Let $R$ be an integral domain such that every proper subring (with unity) of it is a PID ; then is $R$ a PID?

Question

Let $R$ be an integral domain such that every proper subring (with unity) of it is a PID ; then is it true that $R$ is a PID ?

Answer 1

Yes, essentially because there are virtually no such rings $R$ at all. Indeed, a domain $R$ has the property that every proper subring is a PID iff either $R$ is an algebraic extension field of $\mathbb{F}_p$ for some $p$ or $R$ is a subring of $\mathbb{Q}$. (In fact, the proof will only use the assumption that every proper subring of $R$ is integrally closed.)
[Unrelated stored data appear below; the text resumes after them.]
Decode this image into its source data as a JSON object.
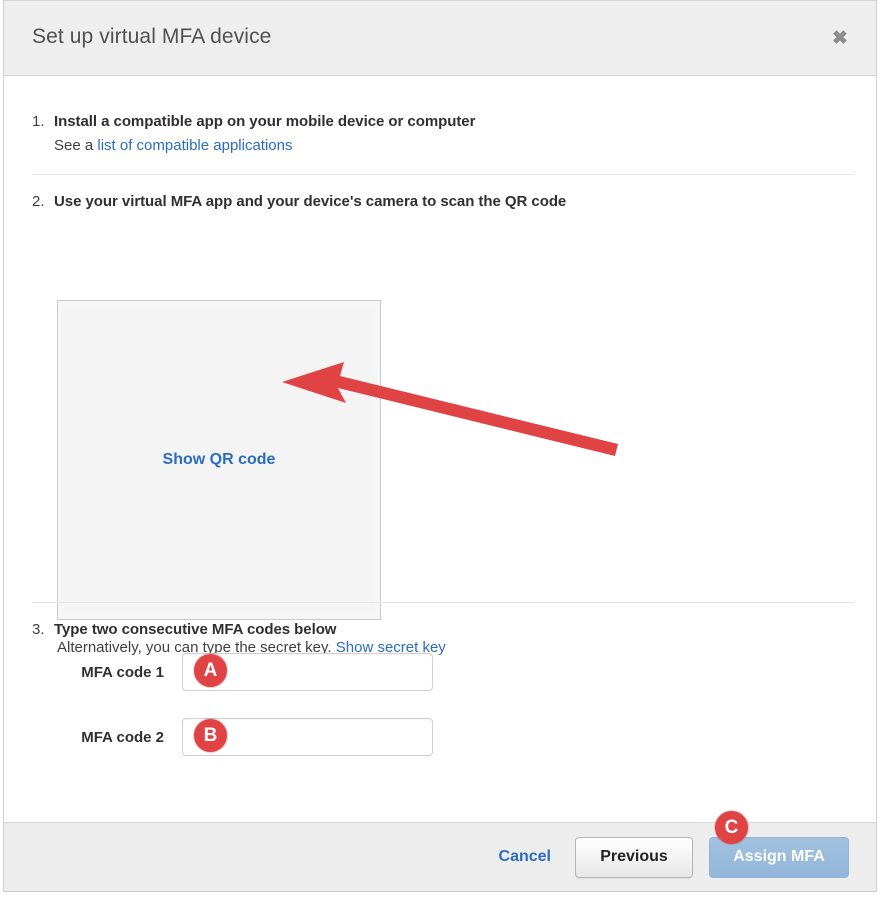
{
  "dialog": {
    "title": "Set up virtual MFA device",
    "close_icon": "close-icon"
  },
  "steps": [
    {
      "number": "1.",
      "heading": "Install a compatible app on your mobile device or computer",
      "sub_prefix": "See a ",
      "sub_link": "list of compatible applications"
    },
    {
      "number": "2.",
      "heading": "Use your virtual MFA app and your device's camera to scan the QR code",
      "qr_link": "Show QR code",
      "alt_prefix": "Alternatively, you can type the secret key. ",
      "alt_link": "Show secret key"
    },
    {
      "number": "3.",
      "heading": "Type two consecutive MFA codes below"
    }
  ],
  "form": {
    "fields": [
      {
        "label": "MFA code 1",
        "value": "",
        "placeholder": ""
      },
      {
        "label": "MFA code 2",
        "value": "",
        "placeholder": ""
      }
    ]
  },
  "annotations": {
    "badges": [
      {
        "letter": "A"
      },
      {
        "letter": "B"
      },
      {
        "letter": "C"
      }
    ],
    "arrow": {
      "color": "#e04343",
      "points_to": "Show QR code"
    }
  },
  "footer": {
    "cancel_label": "Cancel",
    "previous_label": "Previous",
    "assign_label": "Assign MFA"
  },
  "colors": {
    "accent_link": "#2a6dc0",
    "annotation_red": "#e04343",
    "header_bg": "#eeeeee",
    "footer_bg": "#ededed",
    "assign_button": "#8fb4d9"
  }
}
First, suppose $R$ has positive characteristic $p$. If there is some element $x\in R$ that is transcendental over $\mathbb{F}_p$, then the subring $\mathbb{F}_p[x^2,x^3]\subset R$ is not a PID. So every element of $R$ is algebraic over $\mathbb{F}_p$. It follows that $R$ is a field, and in fact an algebraic extension of $\mathbb{F}_p$.
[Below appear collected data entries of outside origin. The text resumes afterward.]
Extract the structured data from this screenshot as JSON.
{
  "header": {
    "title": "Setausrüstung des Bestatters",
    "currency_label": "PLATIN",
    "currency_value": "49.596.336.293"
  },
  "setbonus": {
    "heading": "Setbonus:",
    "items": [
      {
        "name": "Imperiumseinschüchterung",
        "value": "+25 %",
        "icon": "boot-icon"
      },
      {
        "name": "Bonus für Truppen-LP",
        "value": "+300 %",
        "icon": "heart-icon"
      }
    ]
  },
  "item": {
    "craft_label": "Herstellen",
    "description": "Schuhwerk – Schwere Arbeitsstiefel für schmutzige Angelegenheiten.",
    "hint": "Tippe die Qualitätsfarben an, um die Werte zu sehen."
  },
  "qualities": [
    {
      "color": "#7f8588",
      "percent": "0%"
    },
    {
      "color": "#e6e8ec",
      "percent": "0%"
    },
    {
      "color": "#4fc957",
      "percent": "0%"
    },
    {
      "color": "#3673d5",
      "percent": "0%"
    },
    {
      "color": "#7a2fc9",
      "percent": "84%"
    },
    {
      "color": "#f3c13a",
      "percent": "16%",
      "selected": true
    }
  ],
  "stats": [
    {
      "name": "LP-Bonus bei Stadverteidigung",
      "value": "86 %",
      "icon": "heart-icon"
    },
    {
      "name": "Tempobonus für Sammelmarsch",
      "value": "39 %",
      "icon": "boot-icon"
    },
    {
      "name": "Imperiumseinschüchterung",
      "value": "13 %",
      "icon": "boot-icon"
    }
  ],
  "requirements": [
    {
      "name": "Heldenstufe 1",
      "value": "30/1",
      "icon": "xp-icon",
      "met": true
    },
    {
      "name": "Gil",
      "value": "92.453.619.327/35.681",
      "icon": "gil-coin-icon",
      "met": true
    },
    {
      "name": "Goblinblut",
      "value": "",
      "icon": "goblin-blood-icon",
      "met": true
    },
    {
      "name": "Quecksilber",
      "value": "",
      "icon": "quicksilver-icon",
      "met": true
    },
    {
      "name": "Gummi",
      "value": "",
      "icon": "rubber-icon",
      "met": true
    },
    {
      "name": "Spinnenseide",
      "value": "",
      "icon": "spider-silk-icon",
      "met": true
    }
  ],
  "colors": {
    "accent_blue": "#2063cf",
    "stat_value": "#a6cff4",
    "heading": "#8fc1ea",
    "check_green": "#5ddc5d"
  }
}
Now suppose $R$ has characteristic $0$. Again, $R$ can have no transcendental elements: if $x\in R$ is transcendental over $\mathbb{Z}$, the subring $\mathbb{Z}[x^2,x^3]\subset R$ is not a PID. Now suppose $a\in R$ and $a\not\in\mathbb{Q}$. Let $f(t)\in\mathbb{Z}[t]$ be the polynomial obtained by taking the minimal polynomial of $a$ over $\mathbb{Q}$ and multiplying by the least common multiple of the denominators of its coefficients. Note that $f(t)$ generates the ideal of polynomials in $\mathbb{Z}[t]$ which vanish at $a$ (this follows from Gauss's lemma) and $\deg f>1$ (since $a\not\in\mathbb{Q}$). Let $p\in\mathbb{Z}$ be a prime that does not divide the leading coefficient of $f(t)$. I claim that the subring $\mathbb{Z}[pa]\subseteq R$ is proper and is not a PID. Indeed, it suffices to show $a\not\in \mathbb{Z}[pa]$, since then $\mathbb{Z}[pa]$ is not integrally closed.

If $a\in \mathbb{Z}[pa]$, then there is some polynomial $g(t)\in\mathbb{Z}[t]$ such that $g(pa)=a$, so $f(t)\mid g(pt)-t$ in $\mathbb{Z}[t]$. Taking this mod $p$, we find that $f(t)\mid n-t$ in $\mathbb{F}_p[t]$, where $n$ is the constant term of $g(t)$. But this is impossible, since the leading coefficient of $f$ is not divisible by $p$ and $\deg f>1$.

Thus $R$ must be a subring of $\mathbb{Q}$. Any such subring is a localization of $\mathbb{Z}$ and in particular is a PID.